Chinesischer Wacholder, Juniperus chinensis, Outdo

Freilandbonsai, Nadelbaum, immergrün. Der chinesische Wacholder zählt zu den beliebtesten Bonsais.

Im Freien. Sonnig und luftig. Hitze ist kein Problem. 

Der Baum ist als Bonsai bedingt winterhart bis Temperaturen von minus zehn Grad. Trotzdem ist Sonnen-, Wind- und Wurzelschutz angebracht. Dafür den Ballen entweder ohne Schale in die Erde senken oder den Baum mit Schale in eine Kiste setzen, die mit Torf gefüllt wird. Zusätzlich abdecken mit Laub und Zweige. Sobald die Temperaturen konstant über den Gefrierpunkt bleiben wird der Winterschutz entfernt, damit sich darunter kein Schimmel bildet.

Achtung: Schale ist bei starken Frösten gefährdet.

Das Substrat gleichmäßig feucht halten. Der Wasserbedarf lässt sich an der Substrat-Oberfläche ablesen. Gegossen wird immer erst dann, wenn die Substrat-Oberfläche abgetrocknet ist (aber keine Ballentrockenheit!). Für das „wie oft“ gibt es keine feste Regel. Es ist abhängig von der Baumverfassung, Jahreszeit, Standort und Witterung. Staunässe und Ballentrockenheit schadet den Baum. An Tagen mit großer Hitze den Baum besprühen. Der Baum steht dann im Schatten. Achtung:  Auch im Winter soll der Wurzelballen nicht komplett austrocknen. Frostfreie Tage zum Gießen nutzen Als Gießwasser Regenwasser verwenden. Hartes Leitungswasser wird aber auch mal vertragen. Im Winter sollte man bei langanhaltenden Regen die Schale schräg stellen, damit überschüssiges Wasser ablaufen kann.  Der Wacholder neigt leicht zur Wurzelfäule.

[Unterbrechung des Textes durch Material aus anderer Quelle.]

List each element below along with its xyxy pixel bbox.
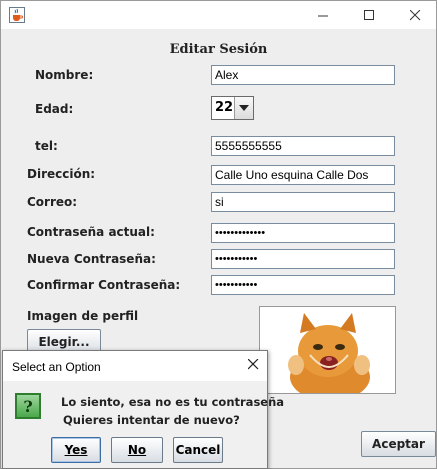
- tel-label: tel:: [35, 139, 58, 153]
- maximize-icon: [363, 9, 374, 20]
- profile-image: [259, 306, 396, 394]
- confirmar-contrasena-field[interactable]: •••••••••••: [211, 275, 395, 295]
- dialog-message-line2: Quieres intentar de nuevo?: [63, 413, 240, 427]
- dialog-title: Select an Option: [12, 360, 101, 374]
- option-dialog: Select an Option ? Lo siento, esa no es …: [2, 350, 284, 469]
- direccion-field[interactable]: Calle Uno esquina Calle Dos: [211, 165, 395, 185]
- contrasena-actual-label: Contraseña actual:: [27, 225, 155, 239]
- maximize-button[interactable]: [346, 1, 392, 29]
- direccion-label: Dirección:: [27, 167, 96, 181]
- close-button[interactable]: [392, 1, 437, 29]
- yes-button-label: Yes: [64, 443, 88, 457]
- title-bar[interactable]: [1, 1, 436, 29]
- chevron-down-icon[interactable]: [234, 97, 253, 119]
- edad-label: Edad:: [35, 102, 74, 116]
- nueva-contrasena-label: Nueva Contraseña:: [27, 252, 156, 266]
- page-title: Editar Sesión: [169, 42, 268, 57]
- no-button[interactable]: No: [111, 437, 163, 463]
- no-button-label: No: [127, 443, 147, 457]
- nombre-field[interactable]: Alex: [211, 65, 395, 85]
- java-cup-icon: [9, 7, 25, 23]
- imagen-perfil-label: Imagen de perfil: [27, 309, 139, 323]
- close-icon: [409, 9, 420, 20]
- yes-button[interactable]: Yes: [51, 437, 101, 463]
- contrasena-actual-field[interactable]: •••••••••••••: [211, 223, 395, 243]
- question-icon: ?: [15, 393, 41, 419]
- aceptar-button[interactable]: Aceptar: [361, 431, 436, 457]
- dialog-title-bar[interactable]: Select an Option: [3, 351, 267, 381]
- edad-value: 22: [215, 100, 234, 115]
- cancel-button[interactable]: Cancel: [173, 437, 223, 463]
- edad-select[interactable]: 22: [211, 96, 254, 120]
- dialog-message-line1: Lo siento, esa no es tu contraseña: [61, 395, 285, 409]
- tel-field[interactable]: 5555555555: [211, 136, 395, 156]
- correo-label: Correo:: [27, 195, 78, 209]
- nueva-contrasena-field[interactable]: •••••••••••: [211, 249, 395, 269]
- correo-field[interactable]: si: [211, 192, 395, 212]
- nombre-label: Nombre:: [35, 68, 94, 82]
- dialog-close-icon[interactable]: [247, 358, 259, 373]
- confirmar-contrasena-label: Confirmar Contraseña:: [27, 278, 181, 292]
- minimize-button[interactable]: [300, 1, 346, 29]
- minimize-icon: [317, 15, 328, 16]
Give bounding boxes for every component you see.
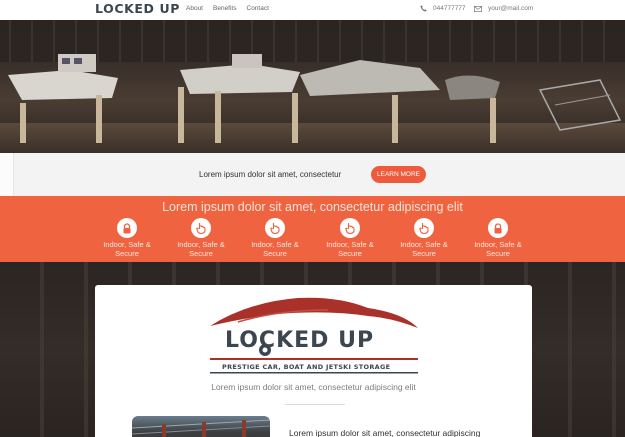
card-tagline: Lorem ipsum dolor sit amet, consectetur …: [211, 382, 416, 392]
feature-label-line2: Secure: [486, 248, 510, 258]
cta-bar: Lorem ipsum dolor sit amet, consectetur …: [0, 153, 625, 196]
features-title: Lorem ipsum dolor sit amet, consectetur …: [162, 200, 463, 214]
nav-link-about[interactable]: About: [186, 5, 203, 12]
cta-side-tab: [0, 153, 14, 196]
feature-label-line2: Secure: [412, 248, 436, 258]
hand-pointer-icon: [340, 218, 360, 238]
lock-icon: [117, 218, 137, 238]
hand-pointer-icon: [414, 218, 434, 238]
nav-email[interactable]: your@mail.com: [474, 5, 533, 12]
nav-phone[interactable]: 044777777: [420, 5, 466, 12]
hero-pillar: [392, 95, 398, 143]
hero-pillar: [292, 93, 298, 143]
hand-pointer-icon: [191, 218, 211, 238]
email-address: your@mail.com: [488, 5, 534, 12]
nav-link-contact[interactable]: Contact: [247, 5, 269, 12]
top-navbar: LOCKED UP About Benefits Contact 0447777…: [0, 0, 625, 20]
hero-pillar: [215, 91, 221, 143]
card-divider: [285, 404, 345, 405]
feature-label-line2: Secure: [189, 248, 213, 258]
feature-item: Indoor, Safe & Secure: [463, 218, 533, 258]
feature-label-line2: Secure: [338, 248, 362, 258]
card-logo-title: LOCKED UP: [225, 328, 375, 353]
hero-pillar: [490, 98, 496, 143]
card-logo: LOCKED UP PRESTIGE CAR, BOAT AND JETSKI …: [208, 288, 422, 378]
hero-pillar: [178, 87, 184, 143]
hero-pillar: [20, 103, 26, 143]
cta-text: Lorem ipsum dolor sit amet, consectetur: [199, 170, 342, 179]
feature-label-line2: Secure: [263, 248, 287, 258]
card-body-text: Lorem ipsum dolor sit amet, consectetur …: [289, 428, 481, 437]
phone-icon: [420, 5, 427, 12]
site-logo[interactable]: LOCKED UP: [95, 1, 180, 16]
hand-pointer-icon: [265, 218, 285, 238]
learn-more-button[interactable]: LEARN MORE: [371, 166, 426, 183]
card-warehouse-photo: [132, 416, 270, 437]
feature-item: Indoor, Safe & Secure: [166, 218, 236, 258]
hero-boats-graphic: [8, 54, 622, 131]
nav-link-benefits[interactable]: Benefits: [213, 5, 237, 12]
feature-item: Indoor, Safe & Secure: [92, 218, 162, 258]
hero-pillar: [96, 95, 102, 143]
about-card: LOCKED UP PRESTIGE CAR, BOAT AND JETSKI …: [95, 285, 532, 437]
feature-item: Indoor, Safe & Secure: [315, 218, 385, 258]
nav-links: About Benefits Contact: [186, 5, 269, 12]
card-logo-subtitle: PRESTIGE CAR, BOAT AND JETSKI STORAGE: [222, 363, 391, 371]
hero-warehouse-image: [0, 20, 625, 153]
feature-item: Indoor, Safe & Secure: [240, 218, 310, 258]
lock-icon: [488, 218, 508, 238]
feature-item: Indoor, Safe & Secure: [389, 218, 459, 258]
features-band: Lorem ipsum dolor sit amet, consectetur …: [0, 196, 625, 262]
mail-icon: [474, 5, 482, 12]
phone-number: 044777777: [433, 5, 466, 12]
feature-label-line2: Secure: [115, 248, 139, 258]
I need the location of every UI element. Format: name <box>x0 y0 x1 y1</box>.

Ab Frühjahr, nach dem ersten Austrieb bis zum Herbst. Alle zwei Wochen düngen mit organischen – oder mineralischen Bonsai - Flüssigdünger oder alle circa sechs Wochen mit festen Bonsai - Dünger. (Düngeranleitung auf dem Etikett in jedem Fall beachten). Beim Düngen mit Flüssigdünger immer beachten, der Boden sollte leicht feucht sein. Bei zu trockenem Boden läuft man in Gefahr, dass die feinen Wurzeln verbrennen. Der Nährstoffbedarf ist hoch.

In der Ruhezeit Oktober bis März wird nicht gedüngt. 

Mit Wurzelschnitt, alle zwei Jahre, im zeitigen Frühjahr, vor dem Neuaustrieb. Dann beachten, dass der Baum bei Spätfrösten frostfrei steht. Den richtigen Zeitpunkt erkennt man, wenn das Gießwasser nur noch sehr langsam aufgenommen wird, wenn die Schale vollständig mit Wurzeln ausgefüllt ist und die Wurzeln den Baum in der Schale hochdrücken.

Die Erde muss für den Baum die erforderliche Wassermenge aufnehmen können und eine gute Durchlüftung des Wurzelballens gewährleisten. Außerdem muss überflüssiges Wasser gut abfließen können. Vorschlag: Eine Mischung aus zwei Teilen Akadama, einem Teil Humus, zwei Teilen Gesteinsgranulat. Alternativ: Bonsai – Fertig – Erdmischung. 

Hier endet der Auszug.